Adapted diabetes prevention program lifestyle intervention can be effectively delivered through telehealth.
ABSTRACT The purpose of this study was to assess the feasibility of delivering an adapted group-based version of the Diabetes Prevention Program's (DPP) lifestyle intervention through telehealth video conferencing.
In 2009, the Montana Department of Public Health and Human Services in collaboration with Holy Rosary Heathcare implemented the DPP lifestyle intervention, which was provided to an on-site group in 1 community and simultaneously through telehealth to a second group in a remote frontier community. Participants obtained medical clearance from their primary care physician and were eligible if they were overweight and had 1 or more of the following risk factors: prediabetes, impaired glucose tolerance/impaired fasting glucose (IGT/IFG), a history of gestational diabetes (GDM) or the delivery of an infant >9 pounds, hypertension, or dyslipidemia.
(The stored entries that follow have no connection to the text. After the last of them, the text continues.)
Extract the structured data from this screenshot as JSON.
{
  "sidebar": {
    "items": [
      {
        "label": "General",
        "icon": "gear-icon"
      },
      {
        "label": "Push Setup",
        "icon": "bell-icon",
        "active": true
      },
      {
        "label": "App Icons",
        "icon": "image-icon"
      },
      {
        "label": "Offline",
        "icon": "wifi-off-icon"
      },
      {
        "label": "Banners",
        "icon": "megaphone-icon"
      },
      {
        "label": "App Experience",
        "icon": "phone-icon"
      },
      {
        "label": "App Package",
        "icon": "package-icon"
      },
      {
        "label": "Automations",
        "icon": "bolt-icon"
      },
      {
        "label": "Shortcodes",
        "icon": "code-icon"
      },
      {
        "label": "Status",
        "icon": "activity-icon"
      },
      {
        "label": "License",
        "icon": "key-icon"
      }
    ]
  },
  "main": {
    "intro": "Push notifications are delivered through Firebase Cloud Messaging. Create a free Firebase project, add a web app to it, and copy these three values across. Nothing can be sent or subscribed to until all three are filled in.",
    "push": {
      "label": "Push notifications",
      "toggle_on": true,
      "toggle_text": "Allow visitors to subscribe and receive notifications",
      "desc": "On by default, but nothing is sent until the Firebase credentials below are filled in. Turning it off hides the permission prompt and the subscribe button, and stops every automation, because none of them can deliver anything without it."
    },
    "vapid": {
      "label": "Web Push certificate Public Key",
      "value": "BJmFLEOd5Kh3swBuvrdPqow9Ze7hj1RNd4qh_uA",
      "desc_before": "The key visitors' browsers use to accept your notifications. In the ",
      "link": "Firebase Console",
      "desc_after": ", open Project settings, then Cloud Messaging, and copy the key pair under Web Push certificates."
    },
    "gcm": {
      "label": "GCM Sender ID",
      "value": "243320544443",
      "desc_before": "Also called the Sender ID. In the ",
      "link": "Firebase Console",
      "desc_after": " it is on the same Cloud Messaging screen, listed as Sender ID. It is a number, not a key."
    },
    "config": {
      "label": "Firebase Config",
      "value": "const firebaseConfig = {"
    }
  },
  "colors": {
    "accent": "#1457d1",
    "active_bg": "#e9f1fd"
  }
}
A total of 13 and 16 eligible adults enrolled in the on-site and the telehealth program, and 13 (100%) and 14 (88%) participants completed the 16-week program, respectively. Both the on-site and telehealth groups achieved high levels of weekly physical activity and there were no significant differences between groups. Over 45% of on-site and telehealth participants achieved the 7% weight loss goal with the average weight loss per participant greater than 6.4 kg in both groups.
Our findings suggest that it is feasible to deliver an adapted group-based DPP lifestyle intervention through telehealth resulting in weight loss outcomes similar to the original DPP.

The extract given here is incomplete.